Will of Tadeusz Kosciuszko
5th day of May 1798
I Thaddeus Kosciuszko being just in my departure from America do hereby declare and direct that should I make no other testamentory disposition of my property in the United States I hereby authorise my friend Thomas Jefferson to employ the whole thereof in purchasing Negroes from among his own or any others and giving them Liberty in my name, in giving them en education in trades or othervise and in having them instructed for their new condition in the duties of morality which may make them good neigh bours good fathers or moders, husbands or vives and in their duties as citisens teeching them to be defenders of their Liberty and Country and of the good order of Society and in whatsoever may Make them happy and useful, and I make the said Thomas Jefferson my executor of this
MS (Albemarle County Circuit Court, Charlottesville, on deposit ViU); entirely in Kosciuszko’s hand; subjoined in hand of John Carr and signed by him is a statement of 12 May 1819 that the will was produced in the Albemarle County Court, determined to be in the hand of Kosciuszko, ordered to be recorded, “and thereupon Thomas Jefferson the executor therein named, refused to take upon himself the burthen of the execution of the said Will”; endorsed in a clerk’s hand: “Kosciusko’s will 12th May 1819 proved & ordered to be recorded.” Tr (Albemarle County Circuit Court Clerk’s Office: Will Book No. 1, p. 42).

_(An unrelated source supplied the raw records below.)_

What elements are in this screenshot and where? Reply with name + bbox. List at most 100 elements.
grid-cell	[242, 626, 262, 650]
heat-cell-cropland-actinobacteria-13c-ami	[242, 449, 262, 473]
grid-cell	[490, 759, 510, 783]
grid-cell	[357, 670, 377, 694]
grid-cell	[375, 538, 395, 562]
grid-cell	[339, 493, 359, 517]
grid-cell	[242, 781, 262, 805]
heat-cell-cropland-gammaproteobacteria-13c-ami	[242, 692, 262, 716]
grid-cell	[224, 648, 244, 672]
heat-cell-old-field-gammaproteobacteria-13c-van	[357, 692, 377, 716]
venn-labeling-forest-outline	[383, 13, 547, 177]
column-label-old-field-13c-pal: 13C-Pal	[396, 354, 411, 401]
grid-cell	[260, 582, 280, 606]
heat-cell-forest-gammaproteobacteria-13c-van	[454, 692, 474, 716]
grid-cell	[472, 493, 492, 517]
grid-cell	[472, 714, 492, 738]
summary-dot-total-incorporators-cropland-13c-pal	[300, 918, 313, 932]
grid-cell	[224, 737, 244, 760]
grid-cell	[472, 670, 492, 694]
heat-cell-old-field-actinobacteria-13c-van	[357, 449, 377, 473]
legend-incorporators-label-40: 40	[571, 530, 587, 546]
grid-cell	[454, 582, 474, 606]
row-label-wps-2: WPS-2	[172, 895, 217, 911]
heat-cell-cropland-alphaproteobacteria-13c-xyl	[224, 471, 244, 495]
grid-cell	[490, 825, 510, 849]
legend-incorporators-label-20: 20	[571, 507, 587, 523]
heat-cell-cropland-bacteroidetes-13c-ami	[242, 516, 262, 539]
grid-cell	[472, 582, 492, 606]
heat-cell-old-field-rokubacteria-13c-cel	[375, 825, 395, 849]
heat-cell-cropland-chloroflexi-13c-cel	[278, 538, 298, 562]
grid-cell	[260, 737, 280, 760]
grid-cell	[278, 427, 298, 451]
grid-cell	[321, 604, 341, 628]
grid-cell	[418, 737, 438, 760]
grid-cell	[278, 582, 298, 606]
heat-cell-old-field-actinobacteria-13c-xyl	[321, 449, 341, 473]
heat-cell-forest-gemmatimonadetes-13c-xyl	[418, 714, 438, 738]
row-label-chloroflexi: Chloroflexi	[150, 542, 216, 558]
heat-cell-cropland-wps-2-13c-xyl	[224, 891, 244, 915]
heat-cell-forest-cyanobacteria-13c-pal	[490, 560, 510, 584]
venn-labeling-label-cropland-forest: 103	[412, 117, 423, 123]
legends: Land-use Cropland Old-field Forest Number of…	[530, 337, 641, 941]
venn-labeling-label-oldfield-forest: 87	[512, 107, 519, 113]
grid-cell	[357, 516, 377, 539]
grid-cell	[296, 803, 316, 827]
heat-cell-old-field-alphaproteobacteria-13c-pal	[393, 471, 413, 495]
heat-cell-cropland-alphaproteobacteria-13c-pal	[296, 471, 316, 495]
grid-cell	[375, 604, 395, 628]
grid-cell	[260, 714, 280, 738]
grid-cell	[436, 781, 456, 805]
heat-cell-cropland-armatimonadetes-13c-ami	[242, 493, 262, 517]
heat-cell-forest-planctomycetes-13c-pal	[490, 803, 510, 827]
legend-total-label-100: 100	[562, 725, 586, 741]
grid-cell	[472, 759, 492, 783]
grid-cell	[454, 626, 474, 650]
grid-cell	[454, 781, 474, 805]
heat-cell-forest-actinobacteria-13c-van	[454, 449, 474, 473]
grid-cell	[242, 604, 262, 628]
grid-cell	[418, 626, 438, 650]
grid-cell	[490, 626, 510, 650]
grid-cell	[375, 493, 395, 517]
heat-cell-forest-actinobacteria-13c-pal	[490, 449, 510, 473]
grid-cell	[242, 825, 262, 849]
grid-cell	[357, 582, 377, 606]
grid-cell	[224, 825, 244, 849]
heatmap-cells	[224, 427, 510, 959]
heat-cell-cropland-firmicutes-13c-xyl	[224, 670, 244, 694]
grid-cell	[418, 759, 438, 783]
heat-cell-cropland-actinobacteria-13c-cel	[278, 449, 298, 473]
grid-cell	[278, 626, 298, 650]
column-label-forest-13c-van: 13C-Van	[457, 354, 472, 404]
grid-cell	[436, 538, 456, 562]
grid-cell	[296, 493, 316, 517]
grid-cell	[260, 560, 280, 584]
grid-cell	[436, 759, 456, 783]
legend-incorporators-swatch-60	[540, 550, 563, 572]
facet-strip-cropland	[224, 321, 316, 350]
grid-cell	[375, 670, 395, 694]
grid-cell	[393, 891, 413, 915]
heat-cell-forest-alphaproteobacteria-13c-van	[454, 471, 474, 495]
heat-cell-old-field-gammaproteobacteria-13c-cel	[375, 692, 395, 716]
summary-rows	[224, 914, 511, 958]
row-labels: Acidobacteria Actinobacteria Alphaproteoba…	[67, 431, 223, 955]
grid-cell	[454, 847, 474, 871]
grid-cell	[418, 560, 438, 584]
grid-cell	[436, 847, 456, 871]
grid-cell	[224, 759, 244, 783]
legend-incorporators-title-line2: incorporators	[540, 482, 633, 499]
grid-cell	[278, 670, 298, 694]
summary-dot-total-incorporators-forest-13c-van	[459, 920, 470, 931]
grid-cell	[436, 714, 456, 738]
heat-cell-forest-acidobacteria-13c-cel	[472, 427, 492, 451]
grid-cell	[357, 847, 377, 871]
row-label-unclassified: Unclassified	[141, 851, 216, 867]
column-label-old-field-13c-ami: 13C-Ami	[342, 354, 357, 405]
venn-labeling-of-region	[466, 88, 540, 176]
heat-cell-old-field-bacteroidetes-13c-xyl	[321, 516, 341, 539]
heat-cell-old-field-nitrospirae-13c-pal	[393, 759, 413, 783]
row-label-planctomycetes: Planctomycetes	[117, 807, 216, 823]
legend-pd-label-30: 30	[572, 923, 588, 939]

After Kosciuszko’s death in 1817 an aging TJ hoped to persuade John Hartwell Cocke to assume the executorship of this will. When Cocke declined, TJ sought the advice of William Wirt and had the will entered in the Orphan’s Court of the District of Columbia, which in 1821 appointed Benjamin L. Lear of Washington as administrator of the estate. Maryland law applied to the District in such matters, and Lear anticipated that it would be difficult, either there or in Virginia, to carry out the educational provisions of the will. He therefore planned the endowment of a school to be named for Kosciuszko and organized in New Jersey under the auspices of the African Education Society, which sought to educate freed slaves for colonization in Africa. However, in the end Kosciuszko’s American assets were not put to that purpose. Litigation among disputing claimants eventually came before the U.S. Supreme Court for the determination, among other questions, of which of four wills should govern the disposition of his estate. Kosciuszko evidently expected the terms of the will printed above to control the allocation of his financial holdings in the United States, no matter what other disposition might be made of his European assets. In a letter to TJ in 1817 about the management of his shares of stock, Kosciuszko alluded to the unchanged purpose to which the funds should be applied after his death: “du quel aprés ma mort vous savez la destination invariable.” Nevertheless, in a decision handed down in 1852 the Supreme Court held that the language of a will Kosciuszko made in 1816 revoked all earlier testaments, including his American will of 1798, and his assets in the United States were distributed among his heirs (Haiman, Kosciuszko description begins Miecislaus Haiman, Kosciuszko: Leader and Exile, New York, 1977 description ends , 125–8; Benjamin C. Howard, Reports of Cases Argued and Adjudged in the Supreme Court of the United States, December Term, 1852, 2d ed. [New York, 1885], 399–433; James S. Pula, “The American Will of Thaddeus Kosciuszko,” Polish American Studies, 34 , 16–25; Marion Manola Thompson, The Education of Negroes in New Jersey [New York, 1941], 90–7; Kosciuszko to TJ, 15 Sep. 1817; Cocke to TJ, 3 May 1819; TJ to Wirt, 27 June 1819; Lear to TJ, 19 Sep. 1821).